Thereupon he turned his lagging footsteps in the direction of the cottage. A lantern came bobbing out of the wood-shed door, and its light revealed the large presence of Johnny Kent simply clad in a flowing night-shirt and a pair of slippers. At discerning O’Shea advancing through the gloom, he shouted:

“Why didn’t you wake me up at eight bells? I just come to and turned out to look for you, Cap’n Mike. All quiet, I suppose?”

“Yes. I made it quiet, you sleepy old terrapin,” returned O’Shea with a laugh before they had come together. “Didn’t you hear me yell when I fell off the barn roof?”

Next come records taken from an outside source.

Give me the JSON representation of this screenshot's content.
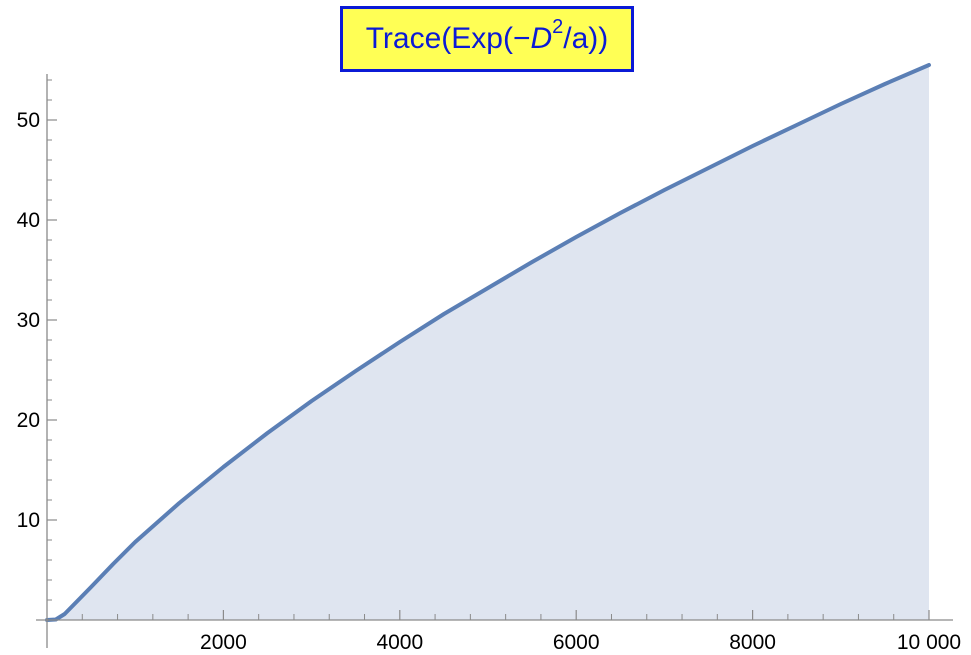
{
  "title": {
    "prefix": "Trace(Exp(−",
    "variable": "D",
    "exponent": "2",
    "suffix": "/a))"
  },
  "colors": {
    "line": "#5b7fb5",
    "fill": "#dfe5f0",
    "axis": "#8a8a8a",
    "title_text": "#0b1ad6",
    "title_border": "#0b1ad6",
    "title_background": "#ffff55"
  },
  "chart_data": {
    "type": "area",
    "title": "Trace(Exp(−D²/a))",
    "xlabel": "",
    "ylabel": "",
    "xlim": [
      0,
      10000
    ],
    "ylim": [
      0,
      55
    ],
    "x_ticks": [
      2000,
      4000,
      6000,
      8000,
      10000
    ],
    "x_tick_labels": [
      "2000",
      "4000",
      "6000",
      "8000",
      "10 000"
    ],
    "y_ticks": [
      10,
      20,
      30,
      40,
      50
    ],
    "y_tick_labels": [
      "10",
      "20",
      "30",
      "40",
      "50"
    ],
    "grid": false,
    "legend": "none",
    "series": [
      {
        "x": [
          0,
          100,
          200,
          300,
          500,
          750,
          1000,
          1500,
          2000,
          2500,
          3000,
          3500,
          4000,
          4500,
          5000,
          5500,
          6000,
          6500,
          7000,
          7500,
          8000,
          8500,
          9000,
          9500,
          10000
        ],
        "values": [
          0,
          0.05,
          0.6,
          1.5,
          3.3,
          5.6,
          7.8,
          11.7,
          15.3,
          18.7,
          21.9,
          24.9,
          27.8,
          30.6,
          33.2,
          35.8,
          38.3,
          40.7,
          43.0,
          45.2,
          47.4,
          49.5,
          51.6,
          53.6,
          55.5
        ]
      }
    ]
  }
}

“Nary a yell. I do sleep sounder than when I was at sea,” and Johnny Kent waddled nearer and held the lantern higher. “Gracious saints, what have you been doin’ to yourself? Your nose is all bloodied up and one eye is bunged. What do you mean by falling off my barn roof? You must have tapped that barrel of hard cider in the cellar.”

“I tapped a harder customer than that, Johnny. It was a gorgeous shindy while it lasted, but I had to wind it up. I caught your firebug and I laid him out in the barn-yard. Ye can hold a wake over him or send for the police.”

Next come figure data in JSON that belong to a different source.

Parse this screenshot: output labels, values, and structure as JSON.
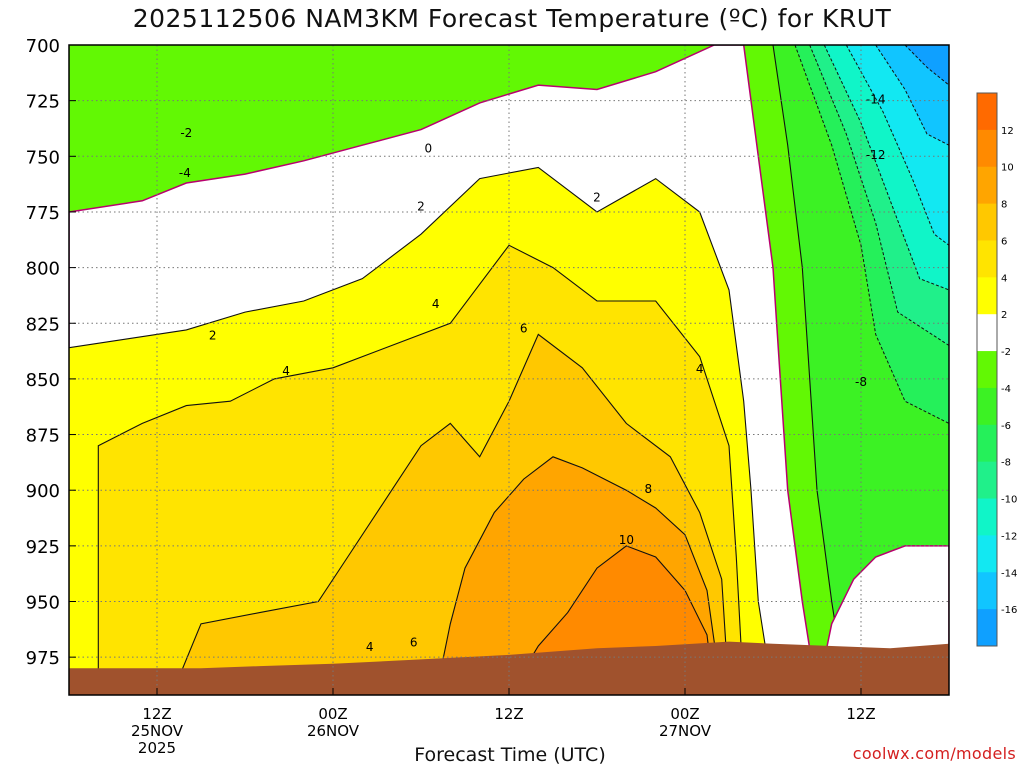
{
  "title": "2025112506 NAM3KM Forecast Temperature (ºC) for KRUT",
  "xlabel": "Forecast Time (UTC)",
  "credit": "coolwx.com/models",
  "colors": {
    "bands": {
      "-16": "#0fa0ff",
      "-14": "#11c5ff",
      "-12": "#12e8f2",
      "-10": "#10f5c8",
      "-8": "#20f08a",
      "-6": "#25f05a",
      "-4": "#3cf224",
      "-2": "#62f804",
      "0": "#ffffff",
      "2": "#ffff00",
      "4": "#ffe400",
      "6": "#ffc800",
      "8": "#ffa500",
      "10": "#ff8a00",
      "12": "#ff6a00"
    },
    "terrain": "#a0522d",
    "freezing_line": "#b8006e",
    "contour": "#111111"
  },
  "chart_data": {
    "type": "heatmap",
    "title": "2025112506 NAM3KM Forecast Temperature (ºC) for KRUT",
    "xlabel": "Forecast Time (UTC)",
    "ylabel": "",
    "x_unit": "forecast hour (from 2025112506)",
    "x_range_hours": [
      0,
      60
    ],
    "y_range_hpa": [
      700,
      992
    ],
    "y_ticks": [
      700,
      725,
      750,
      775,
      800,
      825,
      850,
      875,
      900,
      925,
      950,
      975
    ],
    "x_ticks": [
      {
        "hour": 6,
        "label": "12Z",
        "date": "25NOV",
        "year": "2025"
      },
      {
        "hour": 18,
        "label": "00Z",
        "date": "26NOV",
        "year": ""
      },
      {
        "hour": 30,
        "label": "12Z",
        "date": "",
        "year": ""
      },
      {
        "hour": 42,
        "label": "00Z",
        "date": "27NOV",
        "year": ""
      },
      {
        "hour": 54,
        "label": "12Z",
        "date": "",
        "year": ""
      }
    ],
    "colorbar": {
      "labels": [
        "12",
        "10",
        "8",
        "6",
        "4",
        "2",
        "-2",
        "-4",
        "-6",
        "-8",
        "-10",
        "-12",
        "-14",
        "-16"
      ],
      "band_lows": [
        12,
        10,
        8,
        6,
        4,
        2,
        0,
        -2,
        -4,
        -6,
        -8,
        -10,
        -12,
        -14,
        -16
      ]
    },
    "grid": true,
    "legend": "right",
    "surface_pressure_hpa": [
      [
        0,
        980
      ],
      [
        9,
        980
      ],
      [
        13,
        979
      ],
      [
        18,
        978
      ],
      [
        24,
        976
      ],
      [
        30,
        974
      ],
      [
        36,
        971
      ],
      [
        40,
        970
      ],
      [
        45,
        968
      ],
      [
        48,
        969
      ],
      [
        52,
        970
      ],
      [
        56,
        971
      ],
      [
        60,
        969
      ]
    ],
    "contour_labels": [
      {
        "hour": 8.0,
        "hpa": 739,
        "text": "-2"
      },
      {
        "hour": 7.9,
        "hpa": 757,
        "text": "-4"
      },
      {
        "hour": 24.5,
        "hpa": 746,
        "text": "0"
      },
      {
        "hour": 24.0,
        "hpa": 772,
        "text": "2"
      },
      {
        "hour": 36.0,
        "hpa": 768,
        "text": "2"
      },
      {
        "hour": 9.8,
        "hpa": 830,
        "text": "2"
      },
      {
        "hour": 14.8,
        "hpa": 846,
        "text": "4"
      },
      {
        "hour": 25.0,
        "hpa": 816,
        "text": "4"
      },
      {
        "hour": 43.0,
        "hpa": 845,
        "text": "4"
      },
      {
        "hour": 31.0,
        "hpa": 827,
        "text": "6"
      },
      {
        "hour": 23.5,
        "hpa": 968,
        "text": "6"
      },
      {
        "hour": 20.5,
        "hpa": 970,
        "text": "4"
      },
      {
        "hour": 39.5,
        "hpa": 899,
        "text": "8"
      },
      {
        "hour": 38.0,
        "hpa": 922,
        "text": "10"
      },
      {
        "hour": 55.0,
        "hpa": 724,
        "text": "-14"
      },
      {
        "hour": 55.0,
        "hpa": 749,
        "text": "-12"
      },
      {
        "hour": 54.0,
        "hpa": 851,
        "text": "-8"
      }
    ],
    "isotherm_boundaries": [
      {
        "temp": -6,
        "points": [
          [
            49.5,
            700
          ],
          [
            52,
            745
          ],
          [
            54,
            790
          ],
          [
            55,
            830
          ],
          [
            57,
            860
          ],
          [
            60,
            870
          ]
        ]
      },
      {
        "temp": -8,
        "points": [
          [
            50.5,
            700
          ],
          [
            53,
            740
          ],
          [
            55,
            780
          ],
          [
            56.5,
            820
          ],
          [
            60,
            835
          ]
        ]
      },
      {
        "temp": -10,
        "points": [
          [
            51.5,
            700
          ],
          [
            54,
            735
          ],
          [
            56,
            770
          ],
          [
            58,
            805
          ],
          [
            60,
            810
          ]
        ]
      },
      {
        "temp": -12,
        "points": [
          [
            53,
            700
          ],
          [
            55.5,
            730
          ],
          [
            57.5,
            760
          ],
          [
            59,
            785
          ],
          [
            60,
            790
          ]
        ]
      },
      {
        "temp": -14,
        "points": [
          [
            55,
            700
          ],
          [
            57,
            720
          ],
          [
            58.5,
            740
          ],
          [
            60,
            745
          ]
        ]
      },
      {
        "temp": -16,
        "points": [
          [
            57,
            700
          ],
          [
            58.5,
            710
          ],
          [
            60,
            718
          ]
        ]
      }
    ]
  }
}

The engineer swung his lantern in excited circles as he pranced toward the barn, unmindful of the chilly breeze that played about his bare shanks.

“You’re not jokin’, are you, Cap’n Mike? The situation is too blamed serious for that. You landed him, honest? You’re the man to turn the trick. Where did you ketch him?”

“I got the drop on him, as ye might say, and it was a divil of a drop. My neck is an inch shorter than it was, but me collision bulkhead held fast. He is a broth of a boy, and he will be hard to hold when he comes out of the trance I put him in.”

“And I missed the fun,” mourned Johnny. “I’m surely getting old, Cap’n Mike. But I guess we can handle him without sending for the village constable to-night.”

“I have seen you tame some pretty tough tarriers. This is a bad one and no mistake. Fetch the lantern closer and we will look him over.”